Code of Honor, like Vekoma, was a top 3-year-old last year, winning the Fountain of Youth Stakes in March. After third-place finishes in the Florida Derby and Kentucky Derby, placed second in the latter race after the disqualification of Maximum Security, Code of Honor proved himself once again when winning the Dwyer Stakes at this one-turn mile trip at Belmont last July. Stretching out to a mile and a quarter, Code of Honor won the Travers Stakes before a career-best effort and 114 figure when coming up a nose short in the Jockey Club Gold Cup, then was moved up to first after bumped by the original winner.
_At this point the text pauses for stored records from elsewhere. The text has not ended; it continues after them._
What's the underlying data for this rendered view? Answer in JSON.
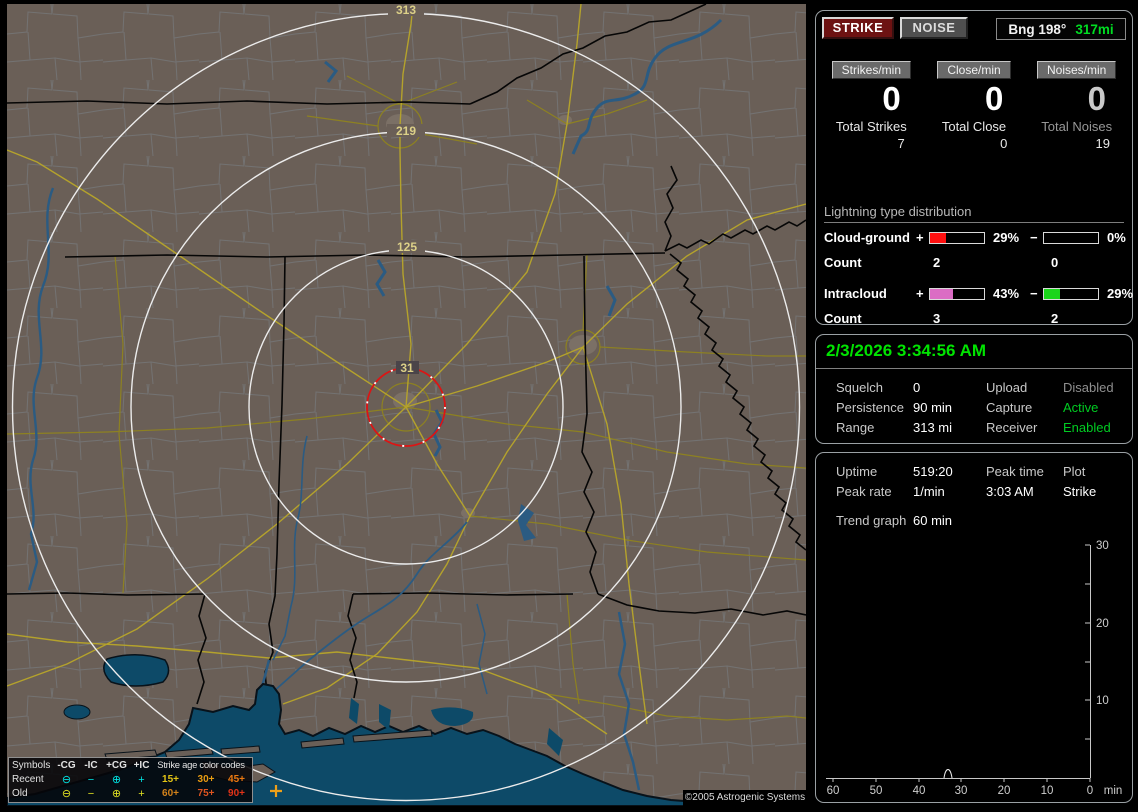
{
  "map": {
    "ring_labels": [
      "313",
      "219",
      "125",
      "31"
    ],
    "copyright": "©2005 Astrogenic Systems",
    "colors": {
      "ring_label": "#dcd088",
      "strike_marker": "#eda019",
      "range_ring": "#ececec",
      "close_ring": "#dd1414",
      "water": "#0d4a68",
      "land": "#6a5f57"
    },
    "legend": {
      "symbols_header": "Symbols",
      "type_headers": [
        "-CG",
        "-IC",
        "+CG",
        "+IC"
      ],
      "age_header": "Strike age color codes",
      "rows": [
        {
          "label": "Recent",
          "symbol_color": "#00e6e6",
          "symbols": [
            "⊖",
            "−",
            "⊕",
            "+"
          ],
          "ages": [
            {
              "text": "15+",
              "color": "#e3c414"
            },
            {
              "text": "30+",
              "color": "#eb9b11"
            },
            {
              "text": "45+",
              "color": "#ee7a11"
            }
          ]
        },
        {
          "label": "Old",
          "symbol_color": "#e0e022",
          "symbols": [
            "⊖",
            "−",
            "⊕",
            "+"
          ],
          "ages": [
            {
              "text": "60+",
              "color": "#d4821a"
            },
            {
              "text": "75+",
              "color": "#dd5420"
            },
            {
              "text": "90+",
              "color": "#e23318"
            }
          ]
        }
      ]
    }
  },
  "toolbar": {
    "strike": "STRIKE",
    "noise": "NOISE",
    "bearing": "Bng 198°",
    "range": "317mi"
  },
  "counters": [
    {
      "header": "Strikes/min",
      "value": "0",
      "value_color": "#ffffff",
      "total_label": "Total Strikes",
      "label_color": "#e8e8e8",
      "total_value": "7"
    },
    {
      "header": "Close/min",
      "value": "0",
      "value_color": "#ffffff",
      "total_label": "Total Close",
      "label_color": "#e8e8e8",
      "total_value": "0"
    },
    {
      "header": "Noises/min",
      "value": "0",
      "value_color": "#c9c9c9",
      "total_label": "Total Noises",
      "label_color": "#979797",
      "total_value": "19"
    }
  ],
  "distribution": {
    "title": "Lightning type distribution",
    "count_label": "Count",
    "plus_sign": "+",
    "minus_sign": "−",
    "rows": [
      {
        "label": "Cloud-ground",
        "pos_pct": "29%",
        "pos_fill": 29,
        "pos_color": "#ff1010",
        "neg_pct": "0%",
        "neg_fill": 0,
        "neg_color": "#1ad51a",
        "pos_count": "2",
        "neg_count": "0"
      },
      {
        "label": "Intracloud",
        "pos_pct": "43%",
        "pos_fill": 43,
        "pos_color": "#db6cc4",
        "neg_pct": "29%",
        "neg_fill": 29,
        "neg_color": "#1ad51a",
        "pos_count": "3",
        "neg_count": "2"
      }
    ]
  },
  "status": {
    "datetime": "2/3/2026 3:34:56 AM",
    "rows": [
      {
        "l1": "Squelch",
        "v1": "0",
        "l2": "Upload",
        "v2": "Disabled",
        "v2_state": "dim"
      },
      {
        "l1": "Persistence",
        "v1": "90 min",
        "l2": "Capture",
        "v2": "Active",
        "v2_state": "grn"
      },
      {
        "l1": "Range",
        "v1": "313 mi",
        "l2": "Receiver",
        "v2": "Enabled",
        "v2_state": "grn"
      }
    ]
  },
  "stats": {
    "uptime_label": "Uptime",
    "uptime": "519:20",
    "peak_rate_label": "Peak rate",
    "peak_rate": "1/min",
    "peak_time_label": "Peak time",
    "peak_time": "3:03 AM",
    "plot_label": "Plot",
    "plot": "Strike",
    "trend_label": "Trend graph",
    "trend_window": "60 min"
  },
  "chart_data": {
    "type": "line",
    "title": "Trend graph (strikes per minute, last 60 minutes)",
    "x_axis": {
      "label": "min",
      "ticks": [
        60,
        50,
        40,
        30,
        20,
        10,
        0
      ],
      "note": "minutes ago, 0 at right"
    },
    "y_axis": {
      "ticks": [
        10,
        20,
        30
      ],
      "range": [
        0,
        30
      ]
    },
    "series": [
      {
        "name": "Strike",
        "points": [
          {
            "minutes_ago": 33,
            "value": 1
          }
        ]
      }
    ],
    "grid": false,
    "legend": false
  }
}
The long campaign apparently took its toll as he finished seventh in the Breeders’ Cup Classic. However, after seven months off, Code of Honor came back strongly to win the Westchester Stakes last month over the track with a 113 figure effort that bears improvement in his second start off that long layoff.
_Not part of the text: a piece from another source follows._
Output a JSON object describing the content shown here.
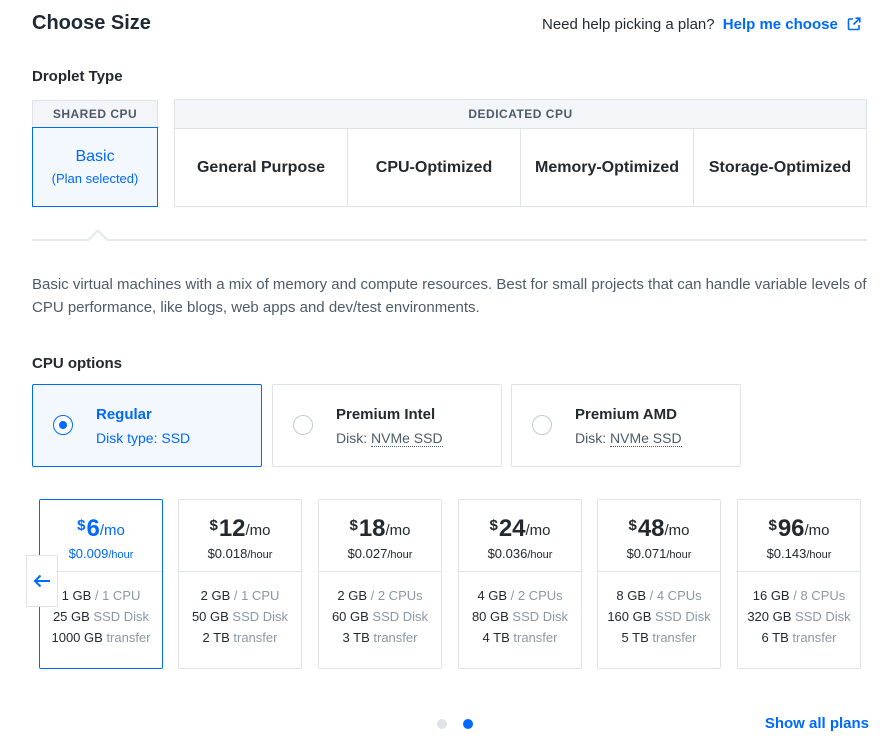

Endorsed led into the stretch in the Westchester but had no answer for Code of Honor in the late stages. The 112 figure was a career-best and he certainly could be a factor once more. McKinzie earned a 117 figure winning the Triple Bend Stakes last month in California and earned back-to-back 121 figures in two-turn races, winning the Whitney Stakes last summer at Saratoga then second in the Awesome Again Stakes. He finished second in the Breeders’ Cup Classic to end his 2019 campaign. McKinzie, along with Hog Creek Hustle has mostly a deep closing style when he runs into a very hot pace as evidenced by his eighth- to second-place effort in last year’s Metropolitan Handicap. Hog Creek Hustle earned a career-best 106 figure when coming up a nose short in the H. Allen Jerkens Stakes last summer but has not come close to running that kind of race since. With only one “early” pace type in this race, Warrior’s Charge (with a career-best 104 figure), I think the late charges of both McKinzie and Hog Creek Hustle may be a bit muted. Network Effect earned a career-best 111 figure winning the restricted Big Drama Stakes in May but was no match for Vekoma in the Carter and is another who may be held to a minor award.